# You know those really cool looking bettas?



## thebunnyexpert (Feb 25, 2010)

I just Google Imaged them. I've never seen so many patterns and tail types. I've also never seen these at PetSmart either, which I where I bought my blue betta (changed his name from Lawson to Shane). Where can I get a nice looking betta, cool color and all? 

Mine is still alive, thankfully. So, I want another one.


----------



## Cacatuoides (Feb 2, 2009)

Depends on what you are calling cool. Crown tail, half moon, plakat. Figure out what you want. www.aquabid.com is a good place to go check out.


----------



## hXcChic22 (Dec 26, 2009)

Try Care-A-Lot... we've gotten two gorgeous bettas from them. The other two (which are also gorgeous) we got from two different Petcos


----------



## snyderguy (Feb 9, 2010)

i saw some half moons at petco one time.


----------



## hXcChic22 (Dec 26, 2009)

snyderguy said:


> i saw some half moons at petco one time.

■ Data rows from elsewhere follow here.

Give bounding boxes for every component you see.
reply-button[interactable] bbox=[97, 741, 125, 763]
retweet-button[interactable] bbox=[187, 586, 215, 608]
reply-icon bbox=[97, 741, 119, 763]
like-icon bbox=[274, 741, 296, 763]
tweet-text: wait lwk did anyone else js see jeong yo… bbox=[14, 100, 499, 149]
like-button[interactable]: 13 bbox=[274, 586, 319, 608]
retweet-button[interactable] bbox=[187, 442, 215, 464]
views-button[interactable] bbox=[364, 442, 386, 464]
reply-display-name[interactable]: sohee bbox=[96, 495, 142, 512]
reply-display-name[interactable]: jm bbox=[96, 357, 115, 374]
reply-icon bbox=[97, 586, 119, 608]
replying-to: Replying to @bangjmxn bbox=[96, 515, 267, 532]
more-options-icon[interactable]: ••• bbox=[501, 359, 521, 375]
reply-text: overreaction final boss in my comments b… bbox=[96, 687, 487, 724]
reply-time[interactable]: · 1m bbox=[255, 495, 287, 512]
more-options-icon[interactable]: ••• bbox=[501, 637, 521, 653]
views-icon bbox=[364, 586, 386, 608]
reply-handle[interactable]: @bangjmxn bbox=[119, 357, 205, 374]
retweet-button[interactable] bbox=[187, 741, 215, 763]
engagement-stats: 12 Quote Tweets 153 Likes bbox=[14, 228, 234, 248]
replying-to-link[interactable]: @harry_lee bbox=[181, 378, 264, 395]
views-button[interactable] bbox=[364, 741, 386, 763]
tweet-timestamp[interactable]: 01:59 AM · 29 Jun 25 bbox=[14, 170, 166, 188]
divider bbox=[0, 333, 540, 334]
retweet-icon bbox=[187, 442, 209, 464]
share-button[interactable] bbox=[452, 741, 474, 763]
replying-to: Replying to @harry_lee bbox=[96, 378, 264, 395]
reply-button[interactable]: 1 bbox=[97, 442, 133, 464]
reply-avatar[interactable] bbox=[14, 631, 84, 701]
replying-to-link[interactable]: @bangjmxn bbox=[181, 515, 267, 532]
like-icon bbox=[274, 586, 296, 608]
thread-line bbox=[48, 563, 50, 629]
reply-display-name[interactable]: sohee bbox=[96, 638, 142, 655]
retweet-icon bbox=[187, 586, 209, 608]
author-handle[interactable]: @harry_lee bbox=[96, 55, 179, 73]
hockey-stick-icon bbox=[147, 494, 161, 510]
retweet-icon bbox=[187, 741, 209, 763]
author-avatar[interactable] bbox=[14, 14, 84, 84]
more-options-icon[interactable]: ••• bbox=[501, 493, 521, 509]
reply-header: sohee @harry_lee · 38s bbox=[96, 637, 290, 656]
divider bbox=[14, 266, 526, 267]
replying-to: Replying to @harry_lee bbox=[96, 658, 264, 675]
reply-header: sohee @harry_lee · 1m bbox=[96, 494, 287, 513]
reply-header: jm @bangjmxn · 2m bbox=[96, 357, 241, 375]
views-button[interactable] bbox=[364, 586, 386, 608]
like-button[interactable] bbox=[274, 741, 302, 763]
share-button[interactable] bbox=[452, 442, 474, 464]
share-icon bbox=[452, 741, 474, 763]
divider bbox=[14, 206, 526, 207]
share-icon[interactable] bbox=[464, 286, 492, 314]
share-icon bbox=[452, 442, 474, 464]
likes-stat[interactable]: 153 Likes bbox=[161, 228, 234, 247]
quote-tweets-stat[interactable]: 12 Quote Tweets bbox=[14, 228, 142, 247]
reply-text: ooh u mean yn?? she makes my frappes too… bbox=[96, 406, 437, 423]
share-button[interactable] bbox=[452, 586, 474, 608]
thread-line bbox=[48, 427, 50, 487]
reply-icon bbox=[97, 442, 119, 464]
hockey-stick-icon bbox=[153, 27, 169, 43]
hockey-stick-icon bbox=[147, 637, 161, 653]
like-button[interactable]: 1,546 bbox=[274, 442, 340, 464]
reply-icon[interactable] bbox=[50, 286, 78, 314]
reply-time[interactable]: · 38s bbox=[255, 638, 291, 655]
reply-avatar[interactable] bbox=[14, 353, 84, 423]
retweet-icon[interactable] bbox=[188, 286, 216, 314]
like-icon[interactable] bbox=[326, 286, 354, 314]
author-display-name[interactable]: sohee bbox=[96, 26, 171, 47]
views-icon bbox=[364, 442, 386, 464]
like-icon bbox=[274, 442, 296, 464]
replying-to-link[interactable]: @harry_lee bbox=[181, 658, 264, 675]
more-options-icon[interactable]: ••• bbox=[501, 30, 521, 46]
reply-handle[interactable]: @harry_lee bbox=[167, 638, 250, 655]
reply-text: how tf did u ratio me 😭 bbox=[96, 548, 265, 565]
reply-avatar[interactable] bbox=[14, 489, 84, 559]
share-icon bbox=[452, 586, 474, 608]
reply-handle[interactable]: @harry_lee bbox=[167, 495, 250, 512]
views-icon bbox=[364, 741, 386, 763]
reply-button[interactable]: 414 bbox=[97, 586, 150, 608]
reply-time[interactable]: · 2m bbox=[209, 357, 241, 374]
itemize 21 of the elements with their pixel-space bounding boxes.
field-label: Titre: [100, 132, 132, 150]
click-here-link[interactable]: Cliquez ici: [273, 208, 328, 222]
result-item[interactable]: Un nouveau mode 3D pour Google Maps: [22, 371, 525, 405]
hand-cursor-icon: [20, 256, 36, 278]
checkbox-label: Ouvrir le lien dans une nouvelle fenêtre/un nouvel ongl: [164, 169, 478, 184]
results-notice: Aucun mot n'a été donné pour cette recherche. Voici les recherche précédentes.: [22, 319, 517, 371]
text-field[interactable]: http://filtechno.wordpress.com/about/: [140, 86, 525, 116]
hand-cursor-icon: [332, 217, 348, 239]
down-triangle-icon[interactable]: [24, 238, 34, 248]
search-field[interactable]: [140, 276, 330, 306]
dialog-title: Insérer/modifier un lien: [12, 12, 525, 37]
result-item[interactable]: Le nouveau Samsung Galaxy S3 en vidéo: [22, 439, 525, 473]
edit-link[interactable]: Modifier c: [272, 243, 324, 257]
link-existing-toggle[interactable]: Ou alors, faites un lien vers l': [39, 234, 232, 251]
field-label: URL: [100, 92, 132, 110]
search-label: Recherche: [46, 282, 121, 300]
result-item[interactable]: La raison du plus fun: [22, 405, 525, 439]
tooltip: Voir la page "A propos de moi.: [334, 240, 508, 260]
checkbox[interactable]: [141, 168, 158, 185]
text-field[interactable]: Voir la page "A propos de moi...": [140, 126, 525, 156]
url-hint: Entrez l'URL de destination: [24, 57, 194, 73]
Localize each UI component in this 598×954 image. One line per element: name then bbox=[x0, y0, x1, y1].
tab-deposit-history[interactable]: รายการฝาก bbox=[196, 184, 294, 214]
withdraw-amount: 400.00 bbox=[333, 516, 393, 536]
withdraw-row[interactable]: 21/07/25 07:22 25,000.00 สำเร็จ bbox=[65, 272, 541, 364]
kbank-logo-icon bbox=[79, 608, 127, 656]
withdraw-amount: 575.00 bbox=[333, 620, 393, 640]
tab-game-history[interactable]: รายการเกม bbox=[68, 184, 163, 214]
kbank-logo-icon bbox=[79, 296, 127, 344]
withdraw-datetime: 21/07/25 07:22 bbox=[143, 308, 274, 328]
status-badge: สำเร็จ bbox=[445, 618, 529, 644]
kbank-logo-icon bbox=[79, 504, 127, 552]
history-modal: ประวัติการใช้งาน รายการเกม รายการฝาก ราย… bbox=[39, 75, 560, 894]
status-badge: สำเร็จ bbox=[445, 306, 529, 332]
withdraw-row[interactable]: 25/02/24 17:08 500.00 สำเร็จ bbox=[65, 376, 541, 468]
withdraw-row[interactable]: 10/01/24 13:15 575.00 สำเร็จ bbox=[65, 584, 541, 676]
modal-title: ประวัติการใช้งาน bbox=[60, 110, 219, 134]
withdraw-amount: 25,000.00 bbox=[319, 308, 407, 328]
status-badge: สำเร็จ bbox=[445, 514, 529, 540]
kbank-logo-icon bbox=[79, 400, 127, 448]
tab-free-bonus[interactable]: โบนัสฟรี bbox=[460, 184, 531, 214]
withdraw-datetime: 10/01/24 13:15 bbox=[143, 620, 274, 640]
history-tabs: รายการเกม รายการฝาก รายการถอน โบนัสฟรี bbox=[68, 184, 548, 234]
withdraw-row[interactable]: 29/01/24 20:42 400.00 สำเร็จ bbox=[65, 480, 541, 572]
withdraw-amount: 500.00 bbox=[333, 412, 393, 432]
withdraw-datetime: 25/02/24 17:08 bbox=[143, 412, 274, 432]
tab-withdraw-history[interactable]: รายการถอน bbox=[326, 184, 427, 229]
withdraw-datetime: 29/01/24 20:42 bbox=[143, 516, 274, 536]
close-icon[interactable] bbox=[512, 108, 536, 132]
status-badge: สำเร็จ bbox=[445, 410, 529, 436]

We got what we think is a Plakat from Care-A-Lot, and a Delta. 
Our other Delta and Crowntail are from Petco. Occasionally both just get some amazing ones. Our plakat is peacock-colored, all rainbow-y.


----------



## thebunnyexpert (Feb 25, 2010)

I really love the deltas and the crowns. What i love more is the rare colors that I've seen on google images.


----------